La Guerra di Chioggia (1378–1381) fu lo scontro decisivo tra Venezia e Genova per il controllo dei traffici nel Mediterraneo. Dopo duri assedi e battaglie, si concluse con la Pace di Torino (1381): Venezia perse alcuni territori (Dalmazia e Treviso) ma mantenne il predominio commerciale nell’Adriatico, mentre Genova dovette ritirarsi

 

La linea del tempo

Linea del tempo.

Linea del tempo. (azzurro) Imperatori del Sacro Romano Impero, (giallo) papa in carica, (arancione) patriarchi di Aquileia, (viola) dogi di Venezia, (verde) patriarchi di Grado, (rosa) duchi di Carinzia, (rosso) vescovo di Trieste, (azzurro chiaro) re di Ungheria e Croazia . (credit RDM) Clicca sull’immagine per ingrandire

I preludi della guerra

La rivalità tra Venezia e Genova per il controllo del Levante degenerò in aperto conflitto dopo l’incidente di Cipro del 1372, la conquista genovese di Famagosta (1373) e le pesanti condizioni imposte al regno cipriota; questi eventi prepararono il terreno alla Guerra di Chioggia (1378–1381)

La disputa scoppiata a Cipro nacque da una rissa tra consoli veneziani e genovesi durante l’incoronazione di Pietro II di Cipro: la reazione genovese sfociò in una spedizione militare che portò alla presa di Famagosta nell’autunno del 1373 e all’imposizione di tributi e risarcimenti che rafforzarono la presenza genovese nel Levante . La Maona genovese assunse il controllo economico del porto, trasformando Famagosta in un centro strategico per il commercio di spezie e tessuti e acuendo la rivalità con Venezia.
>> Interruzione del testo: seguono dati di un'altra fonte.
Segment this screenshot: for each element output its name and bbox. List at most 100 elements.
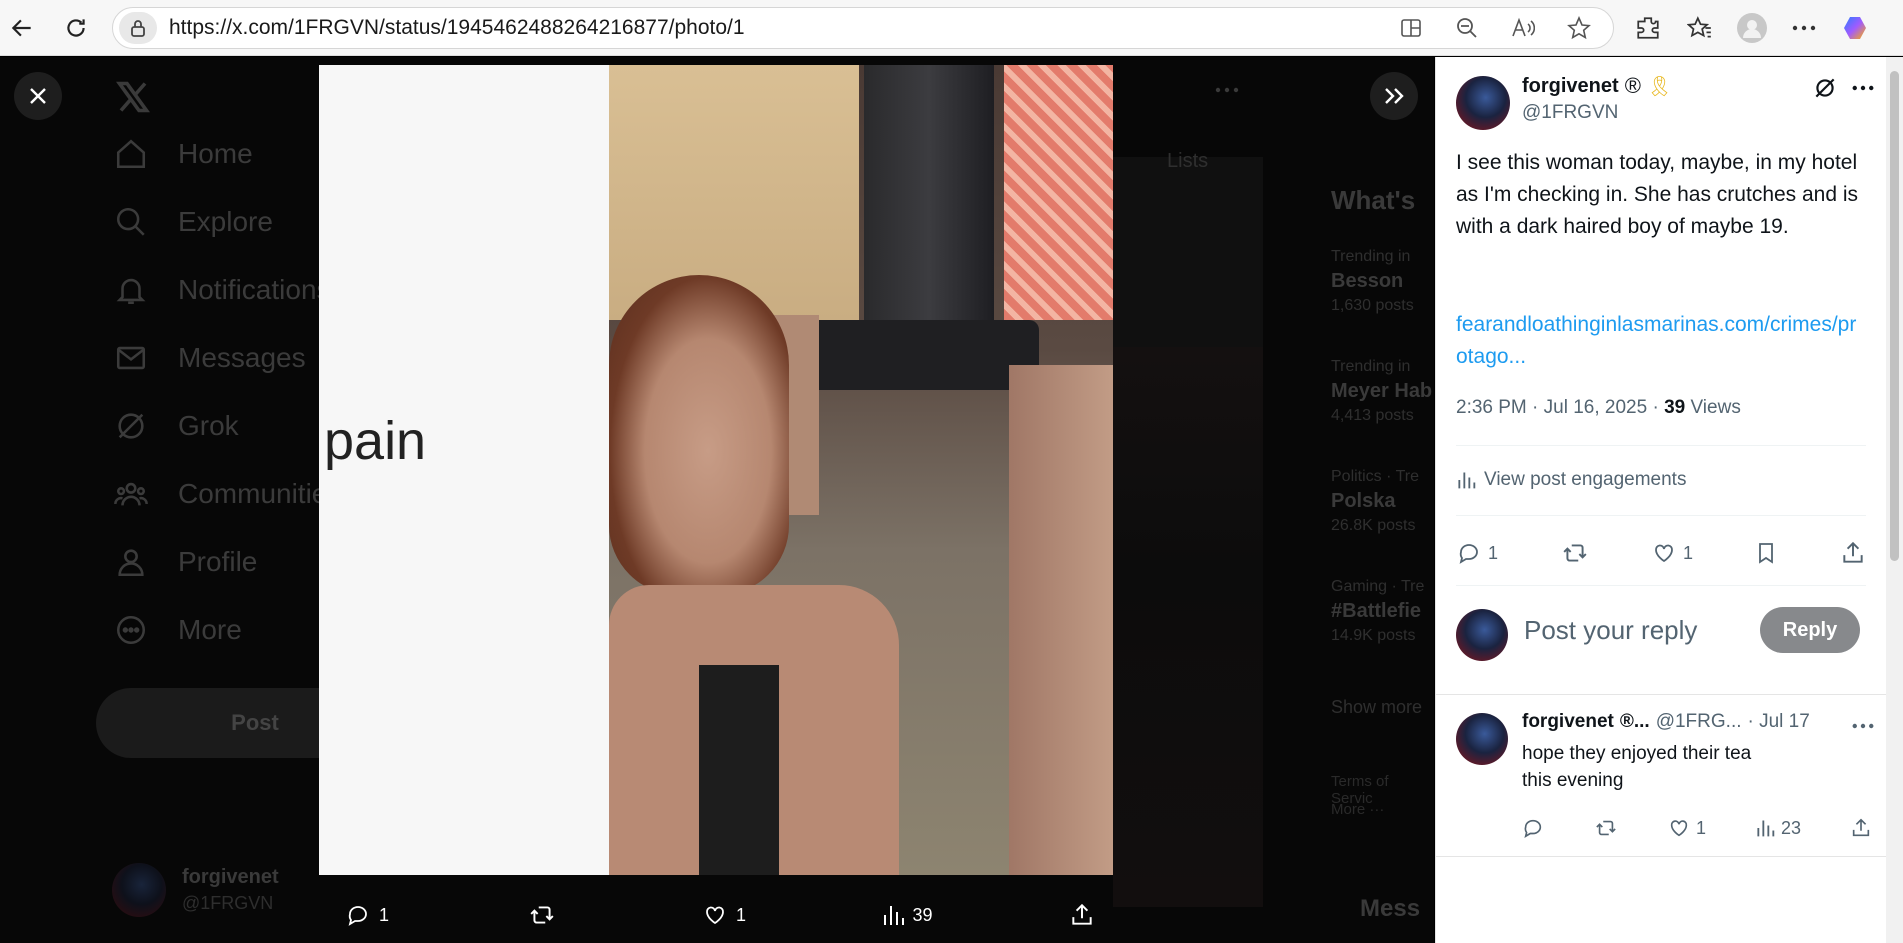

Nel 1376 i Genovesi favorirono la fuga e l’ascesa di Andronico IV Paleologo al trono bizantino, ottenendo in cambio la promessa della cessione dell’isola di Tenedo; il governatore locale, però, rimase fedele al deposto imperatore e rifiutò la consegna, provocando l’ira genovese e una serie di atti ostili contro i Veneziani che alimentarono ulteriormente la tensione tra le due repubbliche marinare. La questione di Tenedo divenne così un ulteriore motivo di scontro politico e navale nell’Egeo

Venezia cercò inizialmente una soluzione diplomatica, ma la situazione precipitò quando, nel 1378, Giovanni V Paleologo riuscì a riconquistare il trono con l’aiuto dei Turchi e concesse ai Veneziani alcune agevolazioni che non bastarono a placare le ostilità; la fragile tregua si ruppe rapidamente e le potenze italiane cominciarono a schierarsi apertamente l’una contro l’altra. La ripresa del potere da parte di Giovanni V e le manovre diplomatiche successive reindirizzarono conflitti locali verso una guerra su scala più ampia nell’Adriatico e nel Levante

Subito dopo entrambi gli schieramenti cercarono alleati: Venezia si avvicinò a Pietro II di Cipro e trovò appoggi tra i Visconti di Milano; Genova raccolse intorno a sé forze e sovrani contrari a Venezia, tra cui il re Luigi d’Ungheria, il signore di Padova Francesco I da Carrara, il patriarca di Aquileia Marquardo di Randeck, il duca d’Austria e altre città italiane, creando una rete di alleanze che trasformò la contesa commerciale in una guerra regionale per il controllo dell’Adriatico e del Levante. Queste alleanze furono decisive per l’escalation che portò allo scontro diretto nella laguna di Chioggia pochi anni dopo

 Il primo anno di guerra: 1378

Nel 1378 la guerra tra Venezia e Genova si aprì con una serie di scontri navali e manovre terrestri: Vettor Pisani guidò la reazione veneziana in mare, mentre una lega guidata dall’Ungheria e da signorie italiane avanzò sulla terraferma, senza però riuscire a strappare la laguna alla Repubblica di Venezia

Preparativi navali veneziani

All’inizio del conflitto Venezia armò 20 galee e affidò il comando a Vettor Pisani, con l’ordine di contrastare le operazioni genovesi e di portare la guerra verso il Tirreno. Le forze veneziane furono rapidamente impegnate in crociere offensive e pattugliamenti per proteggere le rotte adriatiche e il traffico lagunare.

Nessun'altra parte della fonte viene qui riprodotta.